価格も同じ。客入りが悪いと認めた店に、連れだって訪問する客が多いはずがないのです。
客入りが不振だということは、必ず原因があるわけです。確かにCPの悪さも大きな要因かもしれません。ですからオープン当初の客単価設定などのコンセプトが大事なのです。
最初から値付けを間違えて後で修正(値下げ)しても「手遅れ」であります。
コンセプトの失敗を謙虚に受け止め、特効薬とはなりませんが同価格で内容をより充実させる手法しか方策はないでしょう。
極端な意見ですが、値下げより逆に内容を充実して「値上げ」した方が客入りが良くなるのではないか。
というより、店不振の原因は「価格」に限らないはず。安易に「値下げ」に奔る前に、より深刻なその他の問題点を解決する方が先決であると考えます。
昨晩もあるオーナー料理人と「値下げ」について話し合ったばかりです。「値下げ」、言い方は悪いですが「客から舐められる」という結論で一致しました。

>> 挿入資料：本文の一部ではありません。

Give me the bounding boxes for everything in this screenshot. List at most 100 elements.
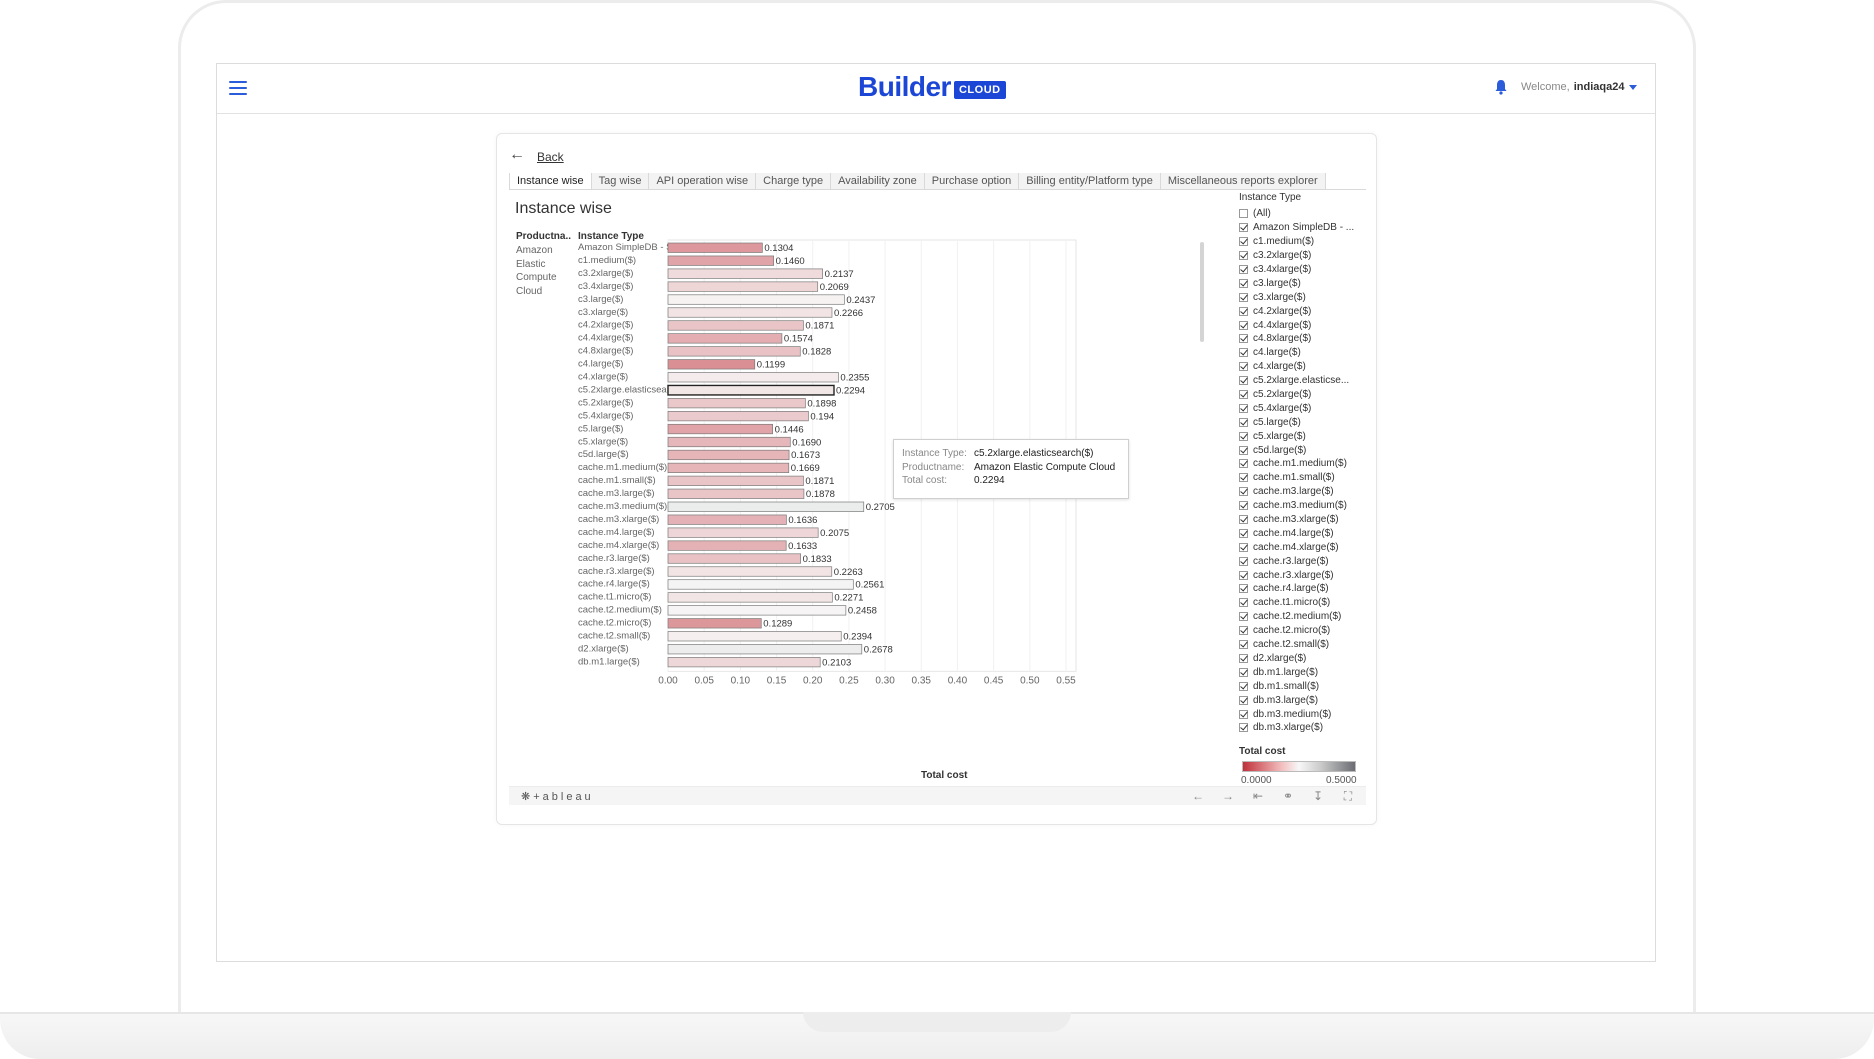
checkbox[interactable] — [1239, 584, 1248, 594]
filter-item[interactable]: cache.r4.large($) — [1239, 582, 1363, 596]
bar[interactable] — [667, 423, 773, 435]
checkbox[interactable] — [1239, 292, 1248, 302]
checkbox[interactable] — [1239, 667, 1248, 677]
checkbox[interactable] — [1239, 612, 1248, 622]
filter-item[interactable]: cache.m1.medium($) — [1239, 457, 1363, 471]
filter-item[interactable]: c1.medium($) — [1239, 235, 1363, 249]
bar[interactable] — [667, 462, 790, 473]
checkbox[interactable] — [1239, 376, 1248, 386]
checkbox[interactable] — [1239, 223, 1248, 233]
checkbox[interactable] — [1239, 348, 1248, 358]
redo-icon[interactable]: → — [1222, 789, 1234, 803]
bar[interactable] — [667, 592, 833, 603]
checkbox[interactable] — [1239, 515, 1248, 525]
filter-item[interactable]: cache.t1.micro($) — [1239, 596, 1363, 610]
bar[interactable] — [667, 579, 854, 590]
bar[interactable] — [667, 527, 819, 538]
bar[interactable] — [667, 281, 819, 292]
bar[interactable] — [667, 372, 839, 383]
filter-item[interactable]: db.m3.xlarge($) — [1239, 721, 1363, 732]
filter-item[interactable]: d2.xlarge($) — [1239, 652, 1363, 666]
bar[interactable] — [667, 411, 809, 422]
filter-item[interactable]: c3.4xlarge($) — [1239, 263, 1363, 277]
undo-icon[interactable]: ← — [1192, 789, 1204, 803]
checkbox[interactable] — [1239, 695, 1248, 705]
tableau-logo[interactable]: ❋+ableau — [521, 790, 594, 803]
fullscreen-icon[interactable]: ⛶ — [1343, 789, 1353, 803]
tab-charge-type[interactable]: Charge type — [756, 173, 832, 189]
tab-tag-wise[interactable]: Tag wise — [591, 173, 650, 189]
bar[interactable] — [667, 384, 835, 396]
checkbox[interactable] — [1239, 556, 1248, 566]
filter-item[interactable]: c4.2xlarge($) — [1239, 304, 1363, 318]
bar[interactable] — [667, 294, 845, 305]
revert-icon[interactable]: ⇤ — [1252, 789, 1264, 803]
checkbox[interactable] — [1239, 626, 1248, 636]
user-menu[interactable]: Welcome, indiaqa24 — [1521, 81, 1638, 93]
checkbox[interactable] — [1239, 640, 1248, 650]
filter-item[interactable]: c5.2xlarge.elasticse... — [1239, 374, 1363, 388]
bar[interactable] — [667, 346, 801, 357]
checkbox[interactable] — [1239, 237, 1248, 247]
filter-item[interactable]: db.m1.large($) — [1239, 665, 1363, 679]
share-icon[interactable]: ⚭ — [1282, 789, 1294, 803]
filter-item[interactable]: c4.large($) — [1239, 346, 1363, 360]
filter-item[interactable]: cache.t2.small($) — [1239, 638, 1363, 652]
filter-item[interactable]: cache.r3.xlarge($) — [1239, 568, 1363, 582]
download-icon[interactable]: ↧ — [1312, 789, 1324, 803]
filter-item[interactable]: c3.large($) — [1239, 276, 1363, 290]
tab-availability-zone[interactable]: Availability zone — [831, 173, 925, 189]
checkbox[interactable] — [1239, 306, 1248, 316]
bar[interactable] — [667, 268, 823, 279]
checkbox[interactable] — [1239, 334, 1248, 344]
bar[interactable] — [667, 514, 787, 525]
filter-item[interactable]: cache.t2.medium($) — [1239, 610, 1363, 624]
filter-item[interactable]: c4.4xlarge($) — [1239, 318, 1363, 332]
checkbox[interactable] — [1239, 653, 1248, 663]
bar[interactable] — [667, 307, 833, 318]
filter-item[interactable]: c3.xlarge($) — [1239, 290, 1363, 304]
filter-item[interactable]: db.m3.medium($) — [1239, 707, 1363, 721]
bar[interactable] — [667, 631, 842, 642]
checkbox[interactable] — [1239, 265, 1248, 274]
filter-item[interactable]: cache.m3.xlarge($) — [1239, 513, 1363, 527]
chart-scrollbar[interactable] — [1200, 242, 1204, 342]
filter-item[interactable]: db.m1.small($) — [1239, 679, 1363, 693]
checkbox[interactable] — [1239, 459, 1248, 469]
checkbox[interactable] — [1239, 598, 1248, 608]
bar[interactable] — [667, 540, 787, 551]
logo[interactable]: Builder CLOUD — [858, 71, 1006, 102]
menu-icon[interactable] — [229, 81, 247, 95]
checkbox[interactable] — [1239, 681, 1248, 691]
checkbox[interactable] — [1239, 570, 1248, 580]
filter-item[interactable]: cache.t2.micro($) — [1239, 624, 1363, 638]
back-link[interactable]: ← Back — [509, 146, 564, 164]
tab-purchase-option[interactable]: Purchase option — [924, 173, 1020, 189]
filter-item[interactable]: c5.4xlarge($) — [1239, 401, 1363, 415]
bar[interactable] — [667, 553, 801, 564]
filter-item[interactable]: c5.xlarge($) — [1239, 429, 1363, 443]
checkbox[interactable] — [1239, 487, 1248, 497]
checkbox[interactable] — [1239, 417, 1248, 427]
filter-item[interactable]: (All) — [1239, 207, 1363, 221]
bar[interactable] — [667, 436, 791, 448]
checkbox[interactable] — [1239, 445, 1248, 455]
bar[interactable] — [667, 501, 865, 512]
checkbox[interactable] — [1239, 431, 1248, 441]
bar[interactable] — [667, 398, 806, 409]
filter-item[interactable]: c4.8xlarge($) — [1239, 332, 1363, 346]
bar[interactable] — [667, 475, 804, 486]
bar[interactable] — [667, 255, 775, 266]
bar[interactable] — [667, 566, 833, 577]
filter-item[interactable]: cache.m3.large($) — [1239, 485, 1363, 499]
bar[interactable] — [667, 359, 756, 370]
bar[interactable] — [667, 320, 804, 331]
bar[interactable] — [667, 449, 790, 461]
checkbox[interactable] — [1239, 501, 1248, 511]
bar[interactable] — [667, 618, 762, 629]
filter-item[interactable]: cache.r3.large($) — [1239, 554, 1363, 568]
checkbox[interactable] — [1239, 473, 1248, 483]
tab-miscellaneous-reports-explorer[interactable]: Miscellaneous reports explorer — [1160, 173, 1326, 189]
filter-item[interactable]: c5.2xlarge($) — [1239, 388, 1363, 402]
filter-item[interactable]: c5d.large($) — [1239, 443, 1363, 457]
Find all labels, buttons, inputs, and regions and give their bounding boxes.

未曾有の不景気で二極化は避けられません。本当の富裕層は不景気に関係なく散財します。「なんちゃって富裕層」の財布の紐が絞られるだけ。
高額店、特にキャパの小さい店は相変わらず満席ですし、マックはじめ低価格店も好調を維持しているはず。
中途半端と言ってはなんですが、客単価が1万円前後のレストラン、特にフレンチが苦しいと考えます。
現在値下げを考えている不振店のオーナーシェフや経営者に私は言いたい。
安易な値下げが自殺行為だと言うことは、「歴史」が証明している、と。